There are two tiers of products in the field that serves cosmetic and plastic surgeons. Tier one consists of Botox Cosmetic and Dysport. Entering the same market soon include Xeomin, another botulinum toxin Type A-based product, which was recently approved by the FDA for blepharospasm and cervical dystonia, but not for cosmetic purposes. That will come in time.
Mentor Corp last month completed the first of three Stage III clinical trials for PurTox, another neurotoxin in the Botox mold that is winding its way toward FDA approval in the near future.
Myobloc is a Type B toxin and is not being used for cosmetic reasons. Somewhere down the road, Revance and other firms will market topically applied neurotoxins with absorption through the skin.
The second tier of products is the “bogus Botox,” imitations that have been seen in some medspas and practices. You would think that the purchase of imitation Botox would appeal only to the lowest common denominator of practitioner. However, not long ago several prominent New York-based physicians were indicted for injecting an imitation that wasn’t approved even for human use.

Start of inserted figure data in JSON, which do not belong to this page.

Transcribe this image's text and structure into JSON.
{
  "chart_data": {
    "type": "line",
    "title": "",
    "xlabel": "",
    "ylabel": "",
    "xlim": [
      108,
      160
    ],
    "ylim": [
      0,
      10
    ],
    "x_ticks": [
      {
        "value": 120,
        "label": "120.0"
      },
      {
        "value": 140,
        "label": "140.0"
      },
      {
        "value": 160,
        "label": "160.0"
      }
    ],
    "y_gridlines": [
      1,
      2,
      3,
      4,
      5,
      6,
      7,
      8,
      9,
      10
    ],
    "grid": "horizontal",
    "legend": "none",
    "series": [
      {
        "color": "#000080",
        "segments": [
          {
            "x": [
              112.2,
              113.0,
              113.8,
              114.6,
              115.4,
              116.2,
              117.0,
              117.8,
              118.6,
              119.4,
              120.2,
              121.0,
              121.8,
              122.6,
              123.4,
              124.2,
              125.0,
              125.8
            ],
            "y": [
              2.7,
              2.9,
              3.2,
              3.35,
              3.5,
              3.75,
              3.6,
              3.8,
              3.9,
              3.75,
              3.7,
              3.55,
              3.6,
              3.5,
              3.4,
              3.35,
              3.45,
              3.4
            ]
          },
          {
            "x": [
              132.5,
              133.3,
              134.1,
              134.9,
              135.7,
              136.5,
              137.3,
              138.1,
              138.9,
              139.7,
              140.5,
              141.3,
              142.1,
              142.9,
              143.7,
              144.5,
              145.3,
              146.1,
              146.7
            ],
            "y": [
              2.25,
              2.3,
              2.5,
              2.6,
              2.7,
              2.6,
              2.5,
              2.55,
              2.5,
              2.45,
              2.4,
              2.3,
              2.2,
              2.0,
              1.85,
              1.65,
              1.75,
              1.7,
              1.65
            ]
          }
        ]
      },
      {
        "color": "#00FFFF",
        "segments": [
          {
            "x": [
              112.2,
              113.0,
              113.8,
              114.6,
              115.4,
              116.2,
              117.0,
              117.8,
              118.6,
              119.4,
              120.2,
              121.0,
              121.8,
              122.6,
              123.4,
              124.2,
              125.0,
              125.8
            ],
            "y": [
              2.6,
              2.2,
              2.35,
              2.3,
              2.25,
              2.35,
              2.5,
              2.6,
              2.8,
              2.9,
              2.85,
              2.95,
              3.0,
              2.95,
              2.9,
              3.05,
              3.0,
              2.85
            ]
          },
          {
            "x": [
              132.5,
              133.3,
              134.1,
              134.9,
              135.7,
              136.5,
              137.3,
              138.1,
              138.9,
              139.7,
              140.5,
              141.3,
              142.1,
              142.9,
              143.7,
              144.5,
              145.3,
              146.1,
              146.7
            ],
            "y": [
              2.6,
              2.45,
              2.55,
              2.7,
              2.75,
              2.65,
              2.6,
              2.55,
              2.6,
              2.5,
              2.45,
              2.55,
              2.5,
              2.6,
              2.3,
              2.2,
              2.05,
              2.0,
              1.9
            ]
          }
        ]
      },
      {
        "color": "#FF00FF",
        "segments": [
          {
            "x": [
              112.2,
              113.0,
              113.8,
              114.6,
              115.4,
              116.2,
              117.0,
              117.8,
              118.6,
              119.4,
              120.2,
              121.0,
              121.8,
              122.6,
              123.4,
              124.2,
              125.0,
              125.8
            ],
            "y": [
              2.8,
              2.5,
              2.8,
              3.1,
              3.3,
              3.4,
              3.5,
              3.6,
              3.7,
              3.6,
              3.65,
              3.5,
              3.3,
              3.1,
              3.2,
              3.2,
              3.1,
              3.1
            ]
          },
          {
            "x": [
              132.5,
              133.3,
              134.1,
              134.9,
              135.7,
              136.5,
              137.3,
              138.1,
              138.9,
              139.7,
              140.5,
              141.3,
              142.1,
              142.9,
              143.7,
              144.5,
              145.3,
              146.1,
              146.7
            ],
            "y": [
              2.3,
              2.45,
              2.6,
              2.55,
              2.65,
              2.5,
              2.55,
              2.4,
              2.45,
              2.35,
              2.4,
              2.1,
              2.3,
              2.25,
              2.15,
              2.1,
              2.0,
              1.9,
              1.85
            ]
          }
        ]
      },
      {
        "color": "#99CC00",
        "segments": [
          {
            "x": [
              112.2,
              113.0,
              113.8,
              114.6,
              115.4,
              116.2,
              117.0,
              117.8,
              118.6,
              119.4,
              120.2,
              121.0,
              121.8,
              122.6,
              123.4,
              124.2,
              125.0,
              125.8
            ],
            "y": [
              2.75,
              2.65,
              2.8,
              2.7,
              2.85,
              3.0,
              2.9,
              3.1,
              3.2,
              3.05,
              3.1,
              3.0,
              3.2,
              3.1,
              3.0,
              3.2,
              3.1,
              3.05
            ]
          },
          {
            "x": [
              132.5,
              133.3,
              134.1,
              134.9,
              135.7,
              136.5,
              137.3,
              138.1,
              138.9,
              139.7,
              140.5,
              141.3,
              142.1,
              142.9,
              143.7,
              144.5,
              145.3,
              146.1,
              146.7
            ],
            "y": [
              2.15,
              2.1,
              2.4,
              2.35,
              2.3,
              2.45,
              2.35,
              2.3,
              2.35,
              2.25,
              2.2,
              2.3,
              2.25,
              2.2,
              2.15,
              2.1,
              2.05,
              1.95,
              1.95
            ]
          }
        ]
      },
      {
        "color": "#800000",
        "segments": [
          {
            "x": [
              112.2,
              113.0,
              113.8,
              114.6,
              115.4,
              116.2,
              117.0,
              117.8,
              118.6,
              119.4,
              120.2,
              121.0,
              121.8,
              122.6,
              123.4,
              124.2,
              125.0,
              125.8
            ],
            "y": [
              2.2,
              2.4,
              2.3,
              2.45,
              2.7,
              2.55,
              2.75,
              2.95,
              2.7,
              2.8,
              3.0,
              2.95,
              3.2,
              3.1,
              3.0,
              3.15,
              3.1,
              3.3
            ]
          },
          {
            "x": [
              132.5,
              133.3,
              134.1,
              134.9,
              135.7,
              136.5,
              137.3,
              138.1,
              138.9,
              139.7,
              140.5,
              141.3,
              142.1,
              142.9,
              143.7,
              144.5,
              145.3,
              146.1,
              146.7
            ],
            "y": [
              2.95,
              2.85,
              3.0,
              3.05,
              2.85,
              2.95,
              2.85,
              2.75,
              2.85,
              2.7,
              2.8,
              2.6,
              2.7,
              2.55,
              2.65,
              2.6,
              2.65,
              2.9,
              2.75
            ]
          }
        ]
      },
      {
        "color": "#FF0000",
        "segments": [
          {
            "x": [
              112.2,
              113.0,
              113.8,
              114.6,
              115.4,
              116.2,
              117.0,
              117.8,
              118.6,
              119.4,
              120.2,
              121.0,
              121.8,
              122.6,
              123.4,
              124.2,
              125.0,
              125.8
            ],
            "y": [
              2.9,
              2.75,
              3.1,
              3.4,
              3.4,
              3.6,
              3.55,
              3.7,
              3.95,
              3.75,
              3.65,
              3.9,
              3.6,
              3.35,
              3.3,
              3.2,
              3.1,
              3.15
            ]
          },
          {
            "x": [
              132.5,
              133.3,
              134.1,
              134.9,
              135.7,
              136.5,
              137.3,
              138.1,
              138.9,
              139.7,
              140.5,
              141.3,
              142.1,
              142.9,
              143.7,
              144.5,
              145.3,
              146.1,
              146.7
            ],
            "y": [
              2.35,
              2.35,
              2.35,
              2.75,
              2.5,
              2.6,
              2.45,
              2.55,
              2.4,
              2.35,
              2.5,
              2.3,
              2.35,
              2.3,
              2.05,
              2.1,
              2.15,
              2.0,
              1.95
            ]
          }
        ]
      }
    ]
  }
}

I don’t believe the industry hype that says tainted botulinum toxin Type A is used only by unlicensed or untrained personnel—sometimes a physician, sometimes not. Just look at the increase in news media-fueled stories about noncertified practitioners injecting the wrong thing into people. Sometimes, fully certified practitioners are also cutting corners and importing their neurotoxins from questionable sources.
HOLE IN THE DYKE
In the olden days, when you got a vaccine shot you went to your family physician. Now, you can get a flu shot at any pharmacy. (Some are open 24/7.)
Simply put, some activities hit a moment in time when everyone wants that service at their convenience. When this occurs, the floodgates will have long been open when you observe a steady increase in the number of practices that take on new injectables services. With the anticipated influx of new, in some cases totally untested, practitioners who will install wrinkle clinics, what are the challenges facing the industry?
The challenge is making sure that practices, medspas, and other certified organizations apply high levels of patient care and technical training before a single syringe is charged up with neurotoxins. The International Association for Physicians in Aesthetic Medicine is one group that is dedicated to tracking this field and offers extensive training programs.
With the anticipated boom in injectable products and a consumer population that obsesses over looking and feeling younger, physicians and aesthetic practitioners of all stripes will want to jump on the injectables bandwagon before long.
It seems plausible to me, then, that in the near future physicians will lend their services to Botox booths that operate in malls and in department stores. Although they will lend a requisite number of hours to assist “specialists” who will do most of the actual injecting, everyone involved must be held to high levels of training.